2Dans une première partie, trois articles sont consacrés à des éléments d’histoire. Richard Osborne étudie la manière dont les étiquettes situées sur le rond central des disques ont pu jouer un rôle crucial, non seulement en permettant la publicité, mais aussi la datation et le catalogage, voire, à travers la création de collections, de véritables discriminations. De tous ces aspects, les collectionneurs se sont emparés pour rechercher et identifier les différentes versions d’une même œuvre.

3De son côté Marc Touché montre comment les collections établies par les musées en charge des traditions populaires permettent aux chercheurs de bâtir des formes originales de collaboration en direction du public, autour de la nouvelle dimension anthropologique que constitue la prise en compte des musiques amplifiées dans la culture matérielle et immatérielle.

4Samuel Beuscart s’est attaché de son côté à la transformation de l’intermédiation musicale qui a été créée par l’offre de musique sur internet, laquelle a modifié les règles commerciales et juridiques du marché, dans un rapport de forces qui a abouti à un compromis entre les acteurs des industries du disque et de l’informatique, aucune alternative solide d’autoproduction de la culture de masse n’étant apparue qui pût s’y opposer.

5Dans la seconde partie du dossier, trois contributions prennent en compte les musiques dans leur dimension émotionnelle et tentent d’étudier ce qui relève de leur appropriation. Simon Frith note que la musique live s’étant confirmée ces dix dernières années en Grande-Bretagne comme une part essentielle de l’économie de la musique, le chanteur conserve un rôle social très important. L’auteur développe son argument autour de trois exemples, le karaoké, les Tribute Bands et le phénomène de la Nouvelle Star.

6David Hesmondhalgh insiste sur la dimension de construction active de soi que constitue la musique. En reprenant à Alex Honneth le concept de « prise de conscience structurée de soi », il nous invite à penser le rôle que joue la musique de manière critique, dans la mesure où celle-ci peut constituer pour ses amateurs le terrain d’une injonction sociale à prendre en compte ses émotions, à développer sa sensibilité, comme sa subjectivité.

7Philippe Le Guern a choisi pour sa part de mener une observation au sein du fan club français du concours de l’Eurovision.
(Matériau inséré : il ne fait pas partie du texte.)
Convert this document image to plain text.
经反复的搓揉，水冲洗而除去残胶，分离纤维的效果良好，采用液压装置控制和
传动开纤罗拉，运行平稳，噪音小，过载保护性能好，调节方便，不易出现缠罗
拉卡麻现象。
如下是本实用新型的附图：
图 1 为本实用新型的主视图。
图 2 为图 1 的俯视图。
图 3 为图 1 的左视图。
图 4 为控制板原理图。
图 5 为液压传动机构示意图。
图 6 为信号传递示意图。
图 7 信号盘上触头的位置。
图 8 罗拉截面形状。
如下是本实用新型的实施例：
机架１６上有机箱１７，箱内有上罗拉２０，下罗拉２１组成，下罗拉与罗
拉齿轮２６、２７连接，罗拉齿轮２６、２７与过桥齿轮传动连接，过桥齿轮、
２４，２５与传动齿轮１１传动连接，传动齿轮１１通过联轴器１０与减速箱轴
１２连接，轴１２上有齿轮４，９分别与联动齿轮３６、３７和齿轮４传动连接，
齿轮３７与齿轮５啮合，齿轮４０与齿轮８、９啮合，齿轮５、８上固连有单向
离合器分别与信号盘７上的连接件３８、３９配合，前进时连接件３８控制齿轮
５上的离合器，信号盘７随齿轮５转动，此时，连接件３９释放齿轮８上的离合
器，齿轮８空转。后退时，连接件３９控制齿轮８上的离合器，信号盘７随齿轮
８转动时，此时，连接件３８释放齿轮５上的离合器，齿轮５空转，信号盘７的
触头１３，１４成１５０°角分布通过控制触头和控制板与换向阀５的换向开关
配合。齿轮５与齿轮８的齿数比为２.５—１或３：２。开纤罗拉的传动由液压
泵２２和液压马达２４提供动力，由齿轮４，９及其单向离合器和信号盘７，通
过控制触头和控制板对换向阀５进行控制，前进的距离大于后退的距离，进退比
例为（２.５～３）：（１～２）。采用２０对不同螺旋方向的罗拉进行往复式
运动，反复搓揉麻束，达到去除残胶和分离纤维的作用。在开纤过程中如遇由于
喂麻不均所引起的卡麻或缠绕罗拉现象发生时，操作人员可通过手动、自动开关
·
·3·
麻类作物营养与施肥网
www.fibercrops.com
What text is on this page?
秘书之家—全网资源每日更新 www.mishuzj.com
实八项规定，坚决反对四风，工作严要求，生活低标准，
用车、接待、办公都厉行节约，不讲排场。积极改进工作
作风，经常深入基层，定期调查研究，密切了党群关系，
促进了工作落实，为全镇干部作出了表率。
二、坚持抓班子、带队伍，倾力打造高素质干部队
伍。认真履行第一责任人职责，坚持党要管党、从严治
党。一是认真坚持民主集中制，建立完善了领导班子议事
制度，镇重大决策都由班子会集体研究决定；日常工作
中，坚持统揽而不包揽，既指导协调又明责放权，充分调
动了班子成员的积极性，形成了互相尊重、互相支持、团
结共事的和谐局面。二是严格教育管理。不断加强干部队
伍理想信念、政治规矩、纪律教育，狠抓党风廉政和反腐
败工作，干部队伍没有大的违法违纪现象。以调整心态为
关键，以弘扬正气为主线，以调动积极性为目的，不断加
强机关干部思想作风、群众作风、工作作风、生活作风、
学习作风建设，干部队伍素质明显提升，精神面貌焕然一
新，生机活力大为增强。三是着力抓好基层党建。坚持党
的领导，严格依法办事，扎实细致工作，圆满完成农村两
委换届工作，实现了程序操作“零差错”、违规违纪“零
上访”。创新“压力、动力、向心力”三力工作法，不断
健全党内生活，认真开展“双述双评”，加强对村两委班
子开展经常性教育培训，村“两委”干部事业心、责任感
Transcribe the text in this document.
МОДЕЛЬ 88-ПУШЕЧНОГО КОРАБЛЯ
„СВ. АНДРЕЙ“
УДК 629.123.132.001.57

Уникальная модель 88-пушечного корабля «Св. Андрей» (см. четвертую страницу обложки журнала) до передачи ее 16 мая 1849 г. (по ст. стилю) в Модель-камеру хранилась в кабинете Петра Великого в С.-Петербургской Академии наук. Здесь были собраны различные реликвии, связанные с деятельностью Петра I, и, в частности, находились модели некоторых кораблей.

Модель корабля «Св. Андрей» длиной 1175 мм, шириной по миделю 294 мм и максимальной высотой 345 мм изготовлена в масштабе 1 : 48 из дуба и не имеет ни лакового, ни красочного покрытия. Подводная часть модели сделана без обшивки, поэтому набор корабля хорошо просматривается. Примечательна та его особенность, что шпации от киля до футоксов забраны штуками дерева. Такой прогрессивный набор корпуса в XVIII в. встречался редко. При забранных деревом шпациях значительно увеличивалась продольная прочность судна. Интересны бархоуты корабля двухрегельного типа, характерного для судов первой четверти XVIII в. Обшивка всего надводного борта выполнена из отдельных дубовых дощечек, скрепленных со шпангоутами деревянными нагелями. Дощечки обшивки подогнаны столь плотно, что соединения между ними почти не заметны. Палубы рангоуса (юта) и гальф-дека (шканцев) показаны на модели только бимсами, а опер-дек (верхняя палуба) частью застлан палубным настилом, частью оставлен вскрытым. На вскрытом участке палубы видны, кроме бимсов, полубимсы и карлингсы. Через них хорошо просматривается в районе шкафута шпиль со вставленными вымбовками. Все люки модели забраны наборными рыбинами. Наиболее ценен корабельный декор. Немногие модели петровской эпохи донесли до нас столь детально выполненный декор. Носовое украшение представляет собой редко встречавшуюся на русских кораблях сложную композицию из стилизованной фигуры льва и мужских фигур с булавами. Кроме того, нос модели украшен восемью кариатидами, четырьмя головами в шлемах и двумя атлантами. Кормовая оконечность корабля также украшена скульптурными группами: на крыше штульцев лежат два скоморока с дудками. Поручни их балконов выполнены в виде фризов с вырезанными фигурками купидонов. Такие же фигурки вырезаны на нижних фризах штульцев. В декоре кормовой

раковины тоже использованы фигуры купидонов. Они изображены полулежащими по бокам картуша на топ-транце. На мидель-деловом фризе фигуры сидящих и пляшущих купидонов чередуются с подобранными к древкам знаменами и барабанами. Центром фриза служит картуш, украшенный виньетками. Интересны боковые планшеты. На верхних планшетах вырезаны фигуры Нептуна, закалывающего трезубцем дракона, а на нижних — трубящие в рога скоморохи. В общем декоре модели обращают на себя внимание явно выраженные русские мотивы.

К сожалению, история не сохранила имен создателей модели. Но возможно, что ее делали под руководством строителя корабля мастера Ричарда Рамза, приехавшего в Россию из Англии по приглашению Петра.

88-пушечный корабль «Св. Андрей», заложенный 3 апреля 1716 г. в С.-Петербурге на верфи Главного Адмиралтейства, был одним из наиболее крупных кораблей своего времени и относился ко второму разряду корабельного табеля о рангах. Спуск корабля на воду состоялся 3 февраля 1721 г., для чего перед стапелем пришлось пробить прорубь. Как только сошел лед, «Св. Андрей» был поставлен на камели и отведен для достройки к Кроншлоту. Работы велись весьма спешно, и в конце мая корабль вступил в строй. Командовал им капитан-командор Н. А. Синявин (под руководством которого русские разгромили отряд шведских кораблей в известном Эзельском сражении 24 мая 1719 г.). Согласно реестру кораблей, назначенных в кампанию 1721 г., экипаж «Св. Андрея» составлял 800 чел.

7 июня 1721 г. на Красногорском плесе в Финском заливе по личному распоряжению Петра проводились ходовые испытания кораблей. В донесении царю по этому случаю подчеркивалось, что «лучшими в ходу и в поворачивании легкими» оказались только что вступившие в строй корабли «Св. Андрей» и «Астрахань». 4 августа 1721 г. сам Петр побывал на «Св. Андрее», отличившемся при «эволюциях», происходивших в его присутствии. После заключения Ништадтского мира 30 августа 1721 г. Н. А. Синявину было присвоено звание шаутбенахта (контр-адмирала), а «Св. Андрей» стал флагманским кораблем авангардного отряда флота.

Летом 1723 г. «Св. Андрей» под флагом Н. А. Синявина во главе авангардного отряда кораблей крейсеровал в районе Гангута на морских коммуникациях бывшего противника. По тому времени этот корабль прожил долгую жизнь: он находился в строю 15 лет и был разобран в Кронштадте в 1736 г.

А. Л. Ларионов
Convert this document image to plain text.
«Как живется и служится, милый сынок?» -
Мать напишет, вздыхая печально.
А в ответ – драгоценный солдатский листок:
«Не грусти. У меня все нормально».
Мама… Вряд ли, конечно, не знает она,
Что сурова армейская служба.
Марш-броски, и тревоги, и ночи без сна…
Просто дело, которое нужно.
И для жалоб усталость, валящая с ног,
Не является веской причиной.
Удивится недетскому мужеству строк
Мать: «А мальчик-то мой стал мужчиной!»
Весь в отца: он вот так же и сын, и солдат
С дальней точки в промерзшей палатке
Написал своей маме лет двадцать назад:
Il s’interroge sur la surreprésentation parmi ses membres d’homosexuels masculins et tente d’expliquer leur attachement à ce concours, en relativisant les interprétations culturalistes qui font du goût pour le kitsch un élément central de la culture gay. La troisième partie est consacrée aux politiques culturelles et aux scènes locales. Philippe Teillet s’attache à la prise en compte récente par les politiques publiques des musiques actuelles et observe la manière dont cette nouveauté s’intègre aux modalités préexistantes mises en place en matière de spectacle vivant. Il montre comment cette intégration, cette normalisation, s’établissent entre deux priorités : la démocratisation et la diversité culturelle.

8Quant à Gérôme Guibert, il reprend la notion de scène locale pour monter comment l’investissement des collectiviés locales aura permis, pour des publics passionnés, l’émergence de dynamiques territoriales et identitaires et de pratiques musicales qu’il qualifie cependant d’invisibles.

9On trouvera enfin en Varia un article de Christian Licoppe sur la sophistication des sonneries de téléphone, où l’auteur tente en particulier d’interroger le paradoxe selon lequel les mêmes consommateurs sont prêts à refuser de payer des contenus musicaux de longue durée, mais sont disposés à dépenser des sommes conséquentes pour avoir sur leur mobile une ou des sonneries personnalisées de quelques secondes.